Utopia Avenue is yet another departure for David Mitchell. Each of his prior novels scattered across the dartboard of setting and theme, Utopia Avenue finds itself in the counter-culture revolution of 1960s England. What we’ve come to call classic rock starting to take center stage, the book tells of a fictional band—a drummer, bassist, guitarist, and organist—who come together under the numinous auspices of Canadian manager Leon—to make it big. This arc of story, from poverty to success and beyond is everything a reader would expect from such a story. But it is likewise more.
Utopia Avenue feels like one of those novels that a novelist always wanted to write but didn’t, until now. The years between Mitchell’s prior novel and this must have been when the time felt right. Bringing to bear real-life knowledge of rock music from the mid-20th century upon a fictional band finding the joys and sorrows of life through that era seems to have been a personally enjoyable thing for Mitchell. Not hitting the reader over the head with an encyclopedic knowledge of Pink Floyd, revival Beatles, The Rolling Stones, or Led Zeppelin, the music is certainly mentioned, but most often part of the flow. With shout outs “Look there’s Hendrix!”, only occasionally does the novel feel gratuitous. Yet still, front and center, under spotlights are the lives of the four band members.
It’s here that it feels like Mitchell is really testing himself, pushing to write wholly 3D, realistic characters. Where prior novels are bursting with effervescent people, for as colorful as they are, and as lively their dialogue and interaction may be, few underwent any sort of transformation or evolution in a manner that did not belie the relatively—relatively—genre nature of their stories. They were distinct on the page, yet failed to be human in realistic, transformative fashion. In Utopia Avenue Mitchell appears to tackle this.

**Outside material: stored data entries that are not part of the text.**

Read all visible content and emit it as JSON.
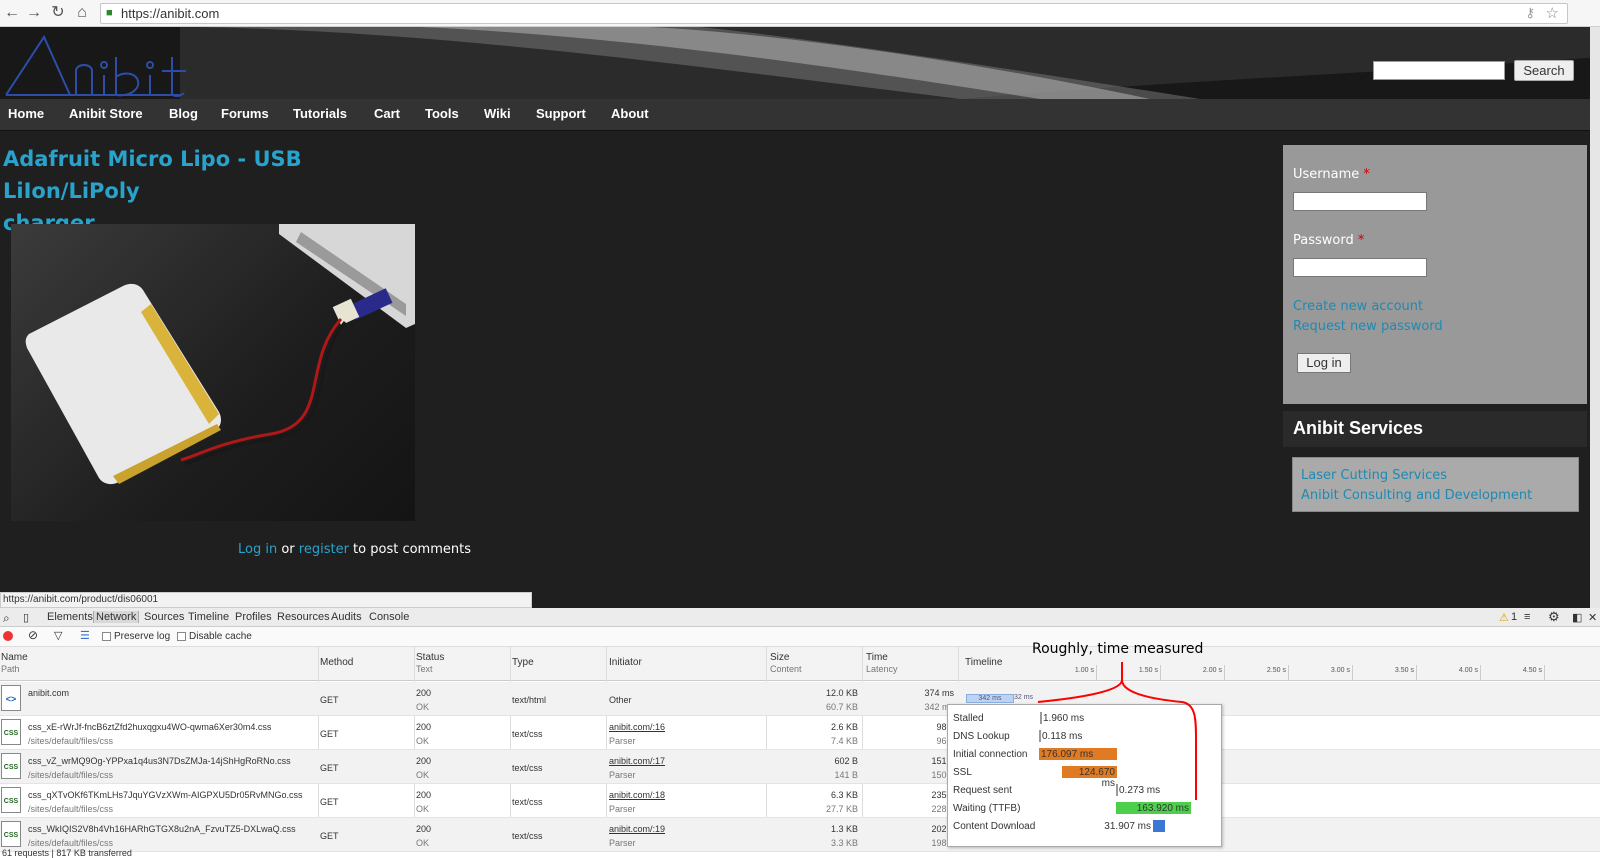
{
  "browser": {
    "url": "https://anibit.com"
  },
  "site": {
    "search": {
      "button": "Search"
    },
    "nav": [
      "Home",
      "Anibit Store",
      "Blog",
      "Forums",
      "Tutorials",
      "Cart",
      "Tools",
      "Wiki",
      "Support",
      "About"
    ],
    "title_line1": "Adafruit Micro Lipo - USB LiIon/LiPoly",
    "title_line2": "charger",
    "comment": {
      "login": "Log in",
      "or": " or ",
      "register": "register",
      "rest": " to post comments"
    },
    "login": {
      "username_label": "Username",
      "password_label": "Password",
      "required": "*",
      "create": "Create new account",
      "request": "Request new password",
      "button": "Log in"
    },
    "services": {
      "heading": "Anibit Services",
      "items": [
        "Laser Cutting Services",
        "Anibit Consulting and Development"
      ]
    },
    "status_url": "https://anibit.com/product/dis06001"
  },
  "devtools": {
    "tabs": [
      "Elements",
      "Network",
      "Sources",
      "Timeline",
      "Profiles",
      "Resources",
      "Audits",
      "Console"
    ],
    "warning_count": "1",
    "preserve_log": "Preserve log",
    "disable_cache": "Disable cache",
    "columns": {
      "name": "Name",
      "path": "Path",
      "method": "Method",
      "status": "Status",
      "text": "Text",
      "type": "Type",
      "initiator": "Initiator",
      "size": "Size",
      "content": "Content",
      "time": "Time",
      "latency": "Latency",
      "timeline": "Timeline"
    },
    "ticks": [
      "1.00 s",
      "1.50 s",
      "2.00 s",
      "2.50 s",
      "3.00 s",
      "3.50 s",
      "4.00 s",
      "4.50 s"
    ],
    "rows": [
      {
        "icon": "<>",
        "name": "anibit.com",
        "path": "",
        "method": "GET",
        "status": "200",
        "status_text": "OK",
        "type": "text/html",
        "initiator": "Other",
        "initiator_sub": "",
        "size": "12.0 KB",
        "content": "60.7 KB",
        "time": "374 ms",
        "latency": "342 ms"
      },
      {
        "icon": "CSS",
        "name": "css_xE-rWrJf-fncB6ztZfd2huxqgxu4WO-qwma6Xer30m4.css",
        "path": "/sites/default/files/css",
        "method": "GET",
        "status": "200",
        "status_text": "OK",
        "type": "text/css",
        "initiator": "anibit.com/:16",
        "initiator_sub": "Parser",
        "size": "2.6 KB",
        "content": "7.4 KB",
        "time": "98 n",
        "latency": "96 n"
      },
      {
        "icon": "CSS",
        "name": "css_vZ_wrMQ9Og-YPPxa1q4us3N7DsZMJa-14jShHgRoRNo.css",
        "path": "/sites/default/files/css",
        "method": "GET",
        "status": "200",
        "status_text": "OK",
        "type": "text/css",
        "initiator": "anibit.com/:17",
        "initiator_sub": "Parser",
        "size": "602 B",
        "content": "141 B",
        "time": "151 n",
        "latency": "150 n"
      },
      {
        "icon": "CSS",
        "name": "css_qXTvOKf6TKmLHs7JquYGVzXWm-AIGPXU5Dr05RvMNGo.css",
        "path": "/sites/default/files/css",
        "method": "GET",
        "status": "200",
        "status_text": "OK",
        "type": "text/css",
        "initiator": "anibit.com/:18",
        "initiator_sub": "Parser",
        "size": "6.3 KB",
        "content": "27.7 KB",
        "time": "235 n",
        "latency": "228 n"
      },
      {
        "icon": "CSS",
        "name": "css_WkIQIS2V8h4Vh16HARhGTGX8u2nA_FzvuTZ5-DXLwaQ.css",
        "path": "/sites/default/files/css",
        "method": "GET",
        "status": "200",
        "status_text": "OK",
        "type": "text/css",
        "initiator": "anibit.com/:19",
        "initiator_sub": "Parser",
        "size": "1.3 KB",
        "content": "3.3 KB",
        "time": "202 n",
        "latency": "198 n"
      }
    ],
    "row0_bar_label": "342 ms",
    "row0_bar_end": "32 ms",
    "timing": [
      {
        "label": "Stalled",
        "value": "1.960 ms",
        "color": "#999999"
      },
      {
        "label": "DNS Lookup",
        "value": "0.118 ms",
        "color": "#999999"
      },
      {
        "label": "Initial connection",
        "value": "176.097 ms",
        "color": "#e07b24"
      },
      {
        "label": "SSL",
        "value": "124.670 ms",
        "color": "#e07b24"
      },
      {
        "label": "Request sent",
        "value": "0.273 ms",
        "color": "#999999"
      },
      {
        "label": "Waiting (TTFB)",
        "value": "163.920 ms",
        "color": "#4cd04c"
      },
      {
        "label": "Content Download",
        "value": "31.907 ms",
        "color": "#3a78d4"
      }
    ],
    "summary": "61 requests  |  817 KB transferred"
  },
  "annotation": "Roughly, time measured",
  "colors": {
    "accent": "#29a3cc",
    "link": "#1e8ab3",
    "annotation": "#ff0000"
  }
}
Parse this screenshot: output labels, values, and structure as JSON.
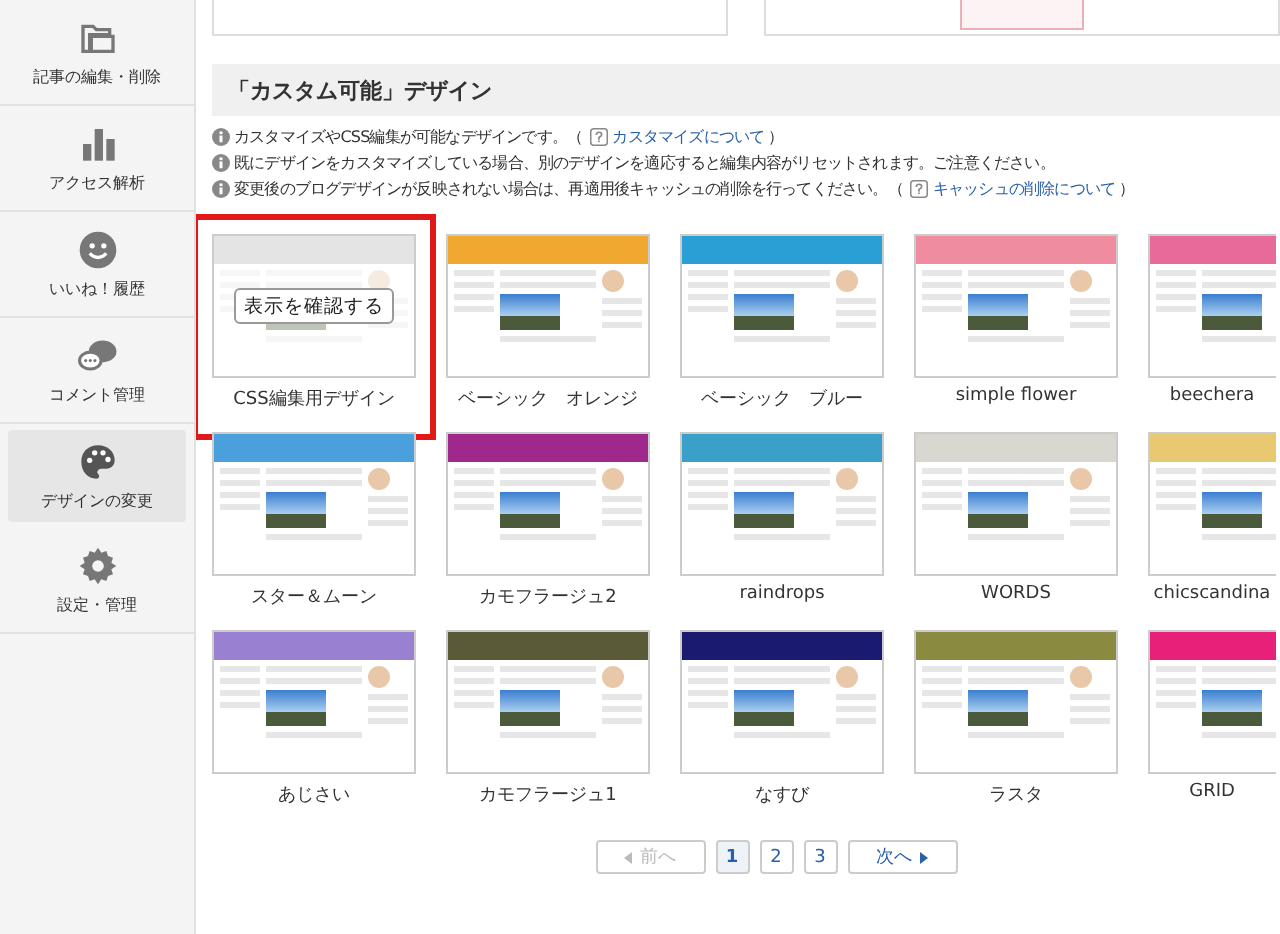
{
  "sidebar": {
    "items": [
      {
        "label": "記事の編集・削除",
        "selected": false
      },
      {
        "label": "アクセス解析",
        "selected": false
      },
      {
        "label": "いいね！履歴",
        "selected": false
      },
      {
        "label": "コメント管理",
        "selected": false
      },
      {
        "label": "デザインの変更",
        "selected": true
      },
      {
        "label": "設定・管理",
        "selected": false
      }
    ]
  },
  "section": {
    "title": "「カスタム可能」デザイン",
    "notes": [
      {
        "text": "カスタマイズやCSS編集が可能なデザインです。（",
        "link": "カスタマイズについて",
        "close": "）"
      },
      {
        "text": "既にデザインをカスタマイズしている場合、別のデザインを適応すると編集内容がリセットされます。ご注意ください。"
      },
      {
        "text": "変更後のブログデザインが反映されない場合は、再適用後キャッシュの削除を行ってください。（",
        "link": "キャッシュの削除について",
        "close": "）"
      }
    ],
    "designs": [
      {
        "name": "CSS編集用デザイン",
        "color": "#e4e4e4",
        "highlighted": true,
        "overlay_button": "表示を確認する"
      },
      {
        "name": "ベーシック　オレンジ",
        "color": "#f0a830",
        "highlighted": false
      },
      {
        "name": "ベーシック　ブルー",
        "color": "#2a9fd6",
        "highlighted": false
      },
      {
        "name": "simple flower",
        "color": "#f08ca0",
        "highlighted": false
      },
      {
        "name": "beechera",
        "color": "#e86a9a",
        "highlighted": false
      },
      {
        "name": "スター＆ムーン",
        "color": "#4aa0dc",
        "highlighted": false
      },
      {
        "name": "カモフラージュ2",
        "color": "#a0288c",
        "highlighted": false
      },
      {
        "name": "raindrops",
        "color": "#3aa0c8",
        "highlighted": false
      },
      {
        "name": "WORDS",
        "color": "#d8d8d0",
        "highlighted": false
      },
      {
        "name": "chicscandina",
        "color": "#e8c870",
        "highlighted": false
      },
      {
        "name": "あじさい",
        "color": "#9a80d0",
        "highlighted": false
      },
      {
        "name": "カモフラージュ1",
        "color": "#5a5a38",
        "highlighted": false
      },
      {
        "name": "なすび",
        "color": "#1a1a70",
        "highlighted": false
      },
      {
        "name": "ラスタ",
        "color": "#8a8a40",
        "highlighted": false
      },
      {
        "name": "GRID",
        "color": "#e8207a",
        "highlighted": false
      }
    ]
  },
  "pagination": {
    "prev": {
      "label": "前へ",
      "disabled": true
    },
    "pages": [
      {
        "label": "1",
        "selected": true
      },
      {
        "label": "2",
        "selected": false
      },
      {
        "label": "3",
        "selected": false
      }
    ],
    "next": {
      "label": "次へ",
      "disabled": false
    }
  }
}
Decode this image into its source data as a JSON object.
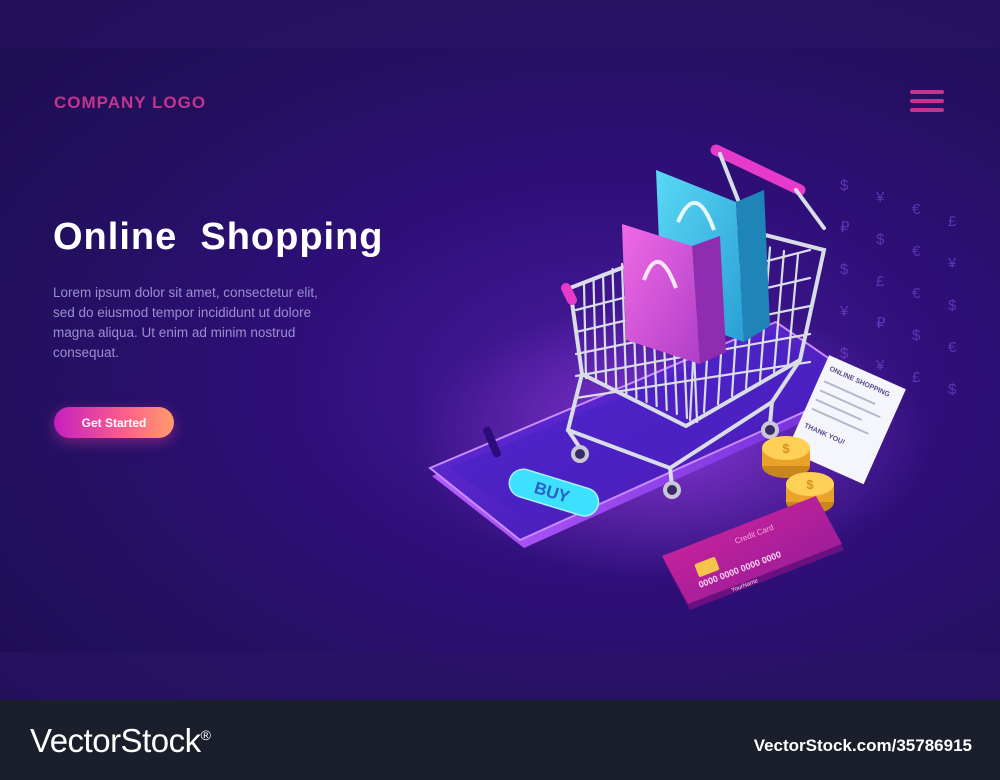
{
  "header": {
    "logo_text": "COMPANY LOGO",
    "menu_icon": "hamburger-menu-icon"
  },
  "hero": {
    "title": "Online  Shopping",
    "description": "Lorem ipsum dolor sit amet, consectetur elit, sed do eiusmod tempor incididunt ut dolore magna aliqua. Ut enim ad minim nostrud consequat.",
    "cta_label": "Get Started"
  },
  "illustration": {
    "phone_button_label": "BUY",
    "receipt_title": "ONLINE SHOPPING",
    "receipt_thanks": "THANK YOU!",
    "card_title": "Credit Card",
    "card_number": "0000 0000 0000 0000",
    "card_name": "YourName",
    "currency_symbols": [
      "$",
      "¥",
      "€",
      "£",
      "₽",
      "$",
      "€",
      "¥",
      "$",
      "£",
      "€",
      "$",
      "¥",
      "₽",
      "$",
      "€",
      "$",
      "¥",
      "£",
      "$"
    ]
  },
  "footer": {
    "brand": "VectorStock",
    "brand_mark": "®",
    "image_id": "VectorStock.com/35786915"
  },
  "colors": {
    "accent_pink": "#c6338f",
    "background": "#2e0f78",
    "footer_bg": "#1a1f2b",
    "cta_gradient_start": "#c41fc0",
    "cta_gradient_end": "#ff9d6c",
    "bag_cyan": "#3bc4e8",
    "bag_pink": "#e04fd6",
    "coin_gold": "#f6b732"
  }
}
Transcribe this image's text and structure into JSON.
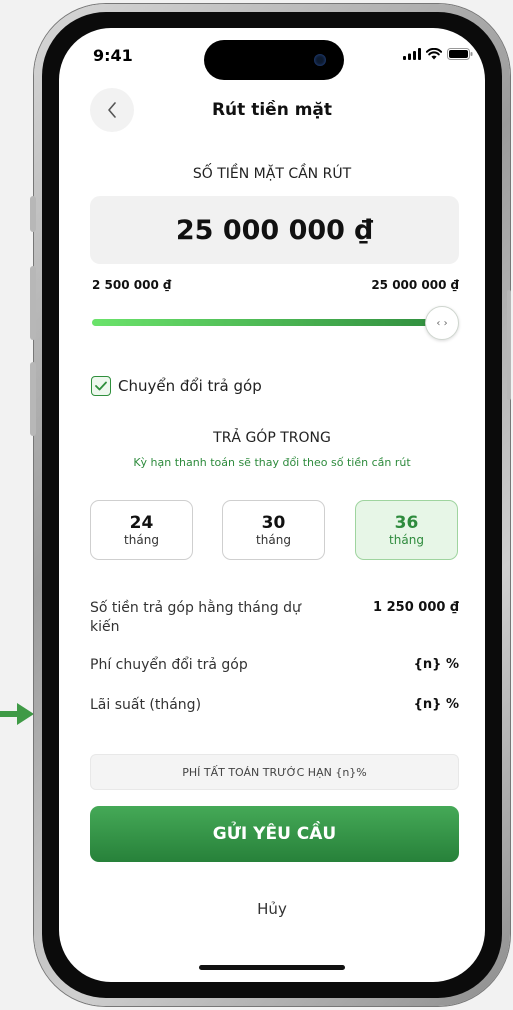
{
  "status_bar": {
    "time": "9:41"
  },
  "header": {
    "title": "Rút tiền mặt"
  },
  "amount": {
    "label": "SỐ TIỀN MẶT CẦN RÚT",
    "value": "25 000 000 ₫",
    "min_label": "2 500 000 ₫",
    "max_label": "25 000 000 ₫",
    "slider_fraction": 1.0
  },
  "installment": {
    "checkbox_label": "Chuyển đổi trả góp",
    "checked": true,
    "section_title": "TRẢ GÓP TRONG",
    "note": "Kỳ hạn thanh toán sẽ thay đổi theo số tiền cần rút",
    "terms": [
      {
        "num": "24",
        "unit": "tháng",
        "selected": false
      },
      {
        "num": "30",
        "unit": "tháng",
        "selected": false
      },
      {
        "num": "36",
        "unit": "tháng",
        "selected": true
      }
    ]
  },
  "details": {
    "monthly_label": "Số tiền trả góp hằng tháng dự kiến",
    "monthly_value": "1 250 000 ₫",
    "fee_label": "Phí chuyển đổi trả góp",
    "fee_value": "{n} %",
    "interest_label": "Lãi suất (tháng)",
    "interest_value": "{n} %"
  },
  "prepay_fee": "PHÍ TẤT TOÁN TRƯỚC HẠN {n}%",
  "actions": {
    "submit": "GỬI YÊU CẦU",
    "cancel": "Hủy"
  },
  "colors": {
    "accent": "#2e8b3d",
    "accent_light": "#e7f6e7",
    "arrow": "#3f9a46"
  },
  "icons": [
    "back-chevron-icon",
    "signal-icon",
    "wifi-icon",
    "battery-icon",
    "slider-arrows-icon",
    "checkmark-icon",
    "right-arrow-icon"
  ]
}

And it is a success to some degree. Mitchell’s vibrant style is still in the reader’s face almost throughout, and through it shine moments of pain and glory the reader can relate to as more subtly real, something more representative of those around us—of musicians whose biographies we might be interested in. But there is still some fence-sitting going on: to be or not to be mimetic? Answer: it’s fair to say this is one of Mitchell’s most subtle novels. The bombasticism of Cloud Atlas or The Bone Clocks has been tempered by a stronger focus on character development and representation, and the novel feels quieter, more personal for it. That being said, there are still external forces reaching in to surprise and twist their stories as much as their own personal decisions.
In the end, Mitchell proves he is still one of the strongest authors writing today, though it does not achieve the heights of some of his previous novels. The ollie-into-kick-flip prose that bowls you over with its wit and charm remains, even if the focus is more human. So too is the layering, or perhaps more specifically, the rotation of character perspective, to keep things continually fresh and engaging. The delving into the counter-culture of England circa the mid-20th century, and all of the breaking of norms that it brought in tow, is realized for the reader in a manner that nicely contextualizes the culture wars of the beginning of the 21st century. If you haven’t read Mitchell before, this may not be the best starting place, but for fans of the author it’s unlikely to wholly disappoint. For me, Mitchell retains his slot among writers who can be bought sight unseen, but for this type of novel about a band coming to fame in the counter-culture with a delicate touch of the fantastic I would first read Elizabeth Hand’s Wylding Hall.